After hours of discussion, the board of commissioners agreed on what steps need to follow in order to move forward on these issues:
- Conceptually, the board indicated that consolidating and creating a campus at Apple Blossom is the preferred option. Before an official recommendation, additional data is needed that includes evaluating the following three options: 1) Moving to Apple Blossom either in phases with the clinic and then the hospital or all together, 2) Staying at the current site, remodeling, and applying the same programs, 3) Do nothing except keep up with minimum code requirements in each facility.
- Simultaneously, the board and external resources will develop a capital cost for each of those options, along with a revenue and expense sheet. This step will answer questions like the cost for each option, how to pay for it, the financial position of the hospital, and the values that come out of each scenario.
“Concurrent with these steps there will be community forums about this process, the opportunity to describe the programs in the future, and the kinds of services you will offer and why,” Carona said. “Give the community the opportunity to talk about values in programs and explain the process of the decision-making that we’re going through. This is one step of many steps, not the end of the road but the beginning.”
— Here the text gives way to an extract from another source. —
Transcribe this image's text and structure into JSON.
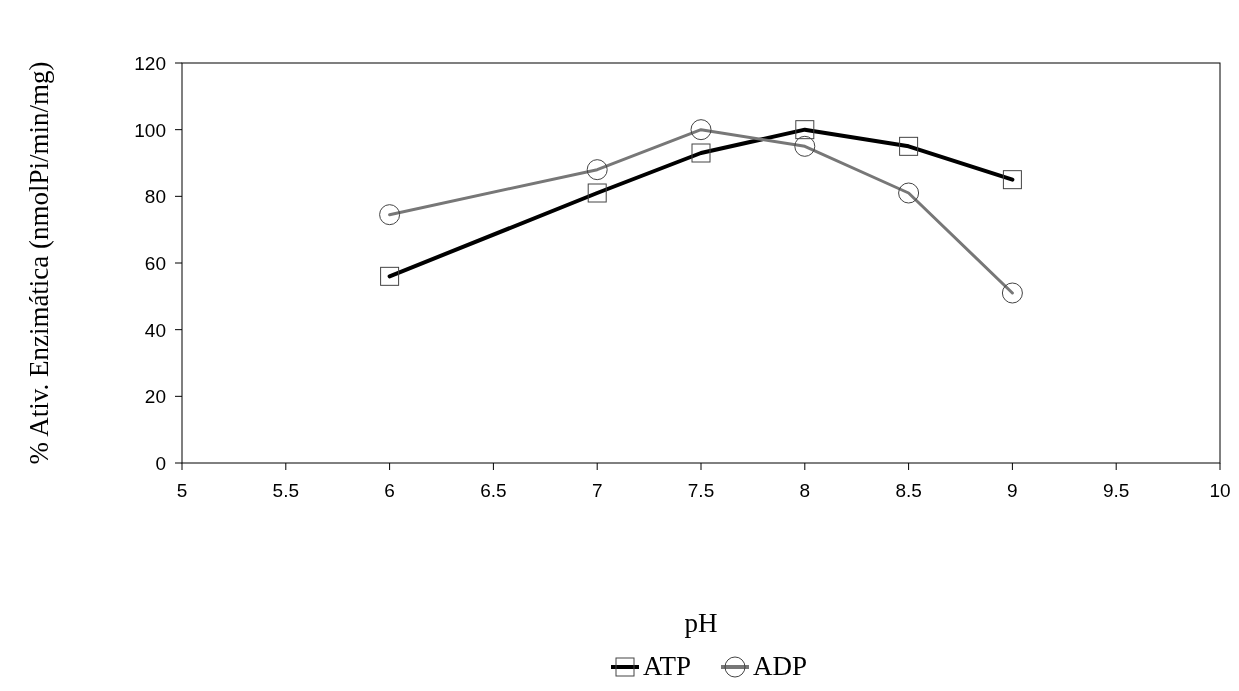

The commissioners agreed that in order to move forward, being transparent with the options and their costs with the community would help build trust that seems to have disappeared over the years.
“I agree that we need to provide this for the community so they can compare costs,” said Commissioner Phyllis Gleasman. “The reason the last [vote] went down was there was not enough financial disclosure for the community.”
Commissioners and audience members agreed that by making the community feel like they are part of the decision-making process, planning and developing can go a lot further with that support.
“Now you have the opportunity to say, what does the community need?” Amanda Ballou, CEO of Heritage Heights said, using the Senior Living Initiative as an example of how to engage the community on healthcare issues. “Instead of looking at history and how the bonds worked and how the votes went, let that go—that’s all history and baggage. Look at what the programs need to be going into the future and what kind of revenue that would generate. That’s what a numbers person would do.”
Carona said the timeline for the next steps would be to have an analysis by early Fall. The analysis would include the programs the hospital would hope to have, and apply them to the three scenarios that also includes a financial analysis.
LCCH and the Board of Commissioners will publish a de-briefing of the workshop and its outcomes, and will announce the public forums to better engage the community on the decisions and options being presented.
“Today was a big brainstorming session, and we got pretty far with an initial intake of a lot of information,” Abel said. “Let’s process this and think about the topics from today and continue to talk about this both with the commissioners and the community.”